Engineer David Celaya brought small children around the back of Angeles Engine 17, one of the vehicles on display from the Angeles National Forest.
“This is awesome,” Celaya said of the event. “It’s really great, especially for the kids and the people who are, I guess, not quite familiar either with the Forest Service or with the fire departments or agencies. They get to see, touch, feel, crawl around in what we actually do and how it all works, and how we work with our counterparts.”
Nearby, children climbed aboard a first responder’s ambulance.
“This is a very special ambulance,” said Chris Hernandez, EMT manager for the critical care and transport department at the UCLA Medical Center. “And this ambulance is unique in that it’s the first of its kind on the West Coast and this is a mobile stroke ambulance.”
The ambulance can help patients with the use of a mobile CT scanner platform within a certain time frame, determining where bleeding and clots are, Hernandez said.
“So being able to come out here and talk to kids and let them know, ‘Hey, we’re out here to help.
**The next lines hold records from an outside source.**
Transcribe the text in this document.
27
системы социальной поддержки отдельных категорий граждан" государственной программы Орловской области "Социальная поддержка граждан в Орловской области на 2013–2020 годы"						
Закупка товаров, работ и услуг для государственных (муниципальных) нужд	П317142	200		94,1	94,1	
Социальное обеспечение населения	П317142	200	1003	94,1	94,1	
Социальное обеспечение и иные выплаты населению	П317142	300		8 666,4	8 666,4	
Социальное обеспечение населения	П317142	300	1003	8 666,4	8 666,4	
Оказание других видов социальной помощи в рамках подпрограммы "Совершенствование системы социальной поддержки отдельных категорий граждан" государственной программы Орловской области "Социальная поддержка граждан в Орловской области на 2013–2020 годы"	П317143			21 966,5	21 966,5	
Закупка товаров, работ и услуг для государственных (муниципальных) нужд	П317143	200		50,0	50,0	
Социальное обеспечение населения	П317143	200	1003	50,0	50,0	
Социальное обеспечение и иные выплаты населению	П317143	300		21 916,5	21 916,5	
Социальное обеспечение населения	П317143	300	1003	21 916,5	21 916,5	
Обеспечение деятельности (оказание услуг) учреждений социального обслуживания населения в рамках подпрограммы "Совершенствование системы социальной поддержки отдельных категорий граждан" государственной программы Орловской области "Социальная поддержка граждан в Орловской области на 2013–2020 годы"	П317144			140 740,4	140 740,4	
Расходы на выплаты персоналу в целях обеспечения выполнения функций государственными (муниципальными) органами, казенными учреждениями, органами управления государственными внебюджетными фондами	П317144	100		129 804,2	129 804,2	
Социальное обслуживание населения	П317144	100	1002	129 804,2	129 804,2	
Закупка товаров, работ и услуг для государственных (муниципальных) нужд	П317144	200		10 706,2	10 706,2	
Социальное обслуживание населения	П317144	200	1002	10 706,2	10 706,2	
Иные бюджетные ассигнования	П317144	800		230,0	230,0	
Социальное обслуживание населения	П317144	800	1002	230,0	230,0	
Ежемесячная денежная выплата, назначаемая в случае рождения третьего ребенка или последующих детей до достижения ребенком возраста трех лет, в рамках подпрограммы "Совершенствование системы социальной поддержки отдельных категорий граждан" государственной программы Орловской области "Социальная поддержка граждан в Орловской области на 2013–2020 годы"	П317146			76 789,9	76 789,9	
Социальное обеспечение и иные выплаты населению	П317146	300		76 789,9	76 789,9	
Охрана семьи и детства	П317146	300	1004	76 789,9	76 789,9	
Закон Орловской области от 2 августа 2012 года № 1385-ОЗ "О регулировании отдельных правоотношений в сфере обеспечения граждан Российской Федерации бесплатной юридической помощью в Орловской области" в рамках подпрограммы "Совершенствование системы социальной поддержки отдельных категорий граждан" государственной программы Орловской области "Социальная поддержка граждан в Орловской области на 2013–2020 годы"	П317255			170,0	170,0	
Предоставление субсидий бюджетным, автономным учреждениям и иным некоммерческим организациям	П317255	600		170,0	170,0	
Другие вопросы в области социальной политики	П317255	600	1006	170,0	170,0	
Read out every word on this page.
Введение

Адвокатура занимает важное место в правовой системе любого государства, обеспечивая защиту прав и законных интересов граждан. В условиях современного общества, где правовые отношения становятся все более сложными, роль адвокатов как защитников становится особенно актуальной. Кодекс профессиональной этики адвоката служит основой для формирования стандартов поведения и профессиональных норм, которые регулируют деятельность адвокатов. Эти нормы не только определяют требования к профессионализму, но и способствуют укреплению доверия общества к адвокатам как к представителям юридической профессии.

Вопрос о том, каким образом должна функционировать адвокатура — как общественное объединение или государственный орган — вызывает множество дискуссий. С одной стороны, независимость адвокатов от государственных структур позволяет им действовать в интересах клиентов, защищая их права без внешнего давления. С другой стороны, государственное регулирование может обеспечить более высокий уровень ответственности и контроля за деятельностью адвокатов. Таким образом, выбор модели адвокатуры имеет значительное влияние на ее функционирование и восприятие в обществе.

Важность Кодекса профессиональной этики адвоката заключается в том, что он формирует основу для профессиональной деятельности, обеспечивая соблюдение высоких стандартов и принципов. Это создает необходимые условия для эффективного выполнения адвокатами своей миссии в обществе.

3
We have this machine, it’s cool, it can scan your brain, we’re able to get you medicine to fix it,’” he said. “That’s something that, I think, is extremely valuable to be able to share that with the public.”
Other vehicles that were present included a bus and trolley from the city of Santa Clarita, an ice cream truck, Wescom Credit Union’s mobile bank, various fire vehicles from fire engines to bulldozers and the famous beachball dump truck. Standing behind the truck, beachballs fell upon a crowd of small children who waited to grab a ball for themselves.
For Rob Smith and his family, Touch-a-Truck surpassed his expectations, he said. Stopping by from Los Angeles to visit friends who are residents, Smith didn’t know what to expect.
“Obviously, we’re from England, so just any American vehicle is just amazing and the trucks are the epitome of American autos, in our opinion,” he said.
While it was exciting to look inside the police vehicles, Smith was surprised by his children’s favorite part of the event.
The “surprise hit was the bus, because that has the biggest play area inside the vehicle,” he said. “So that was about 10 minutes of entertainment just getting on and off of that.”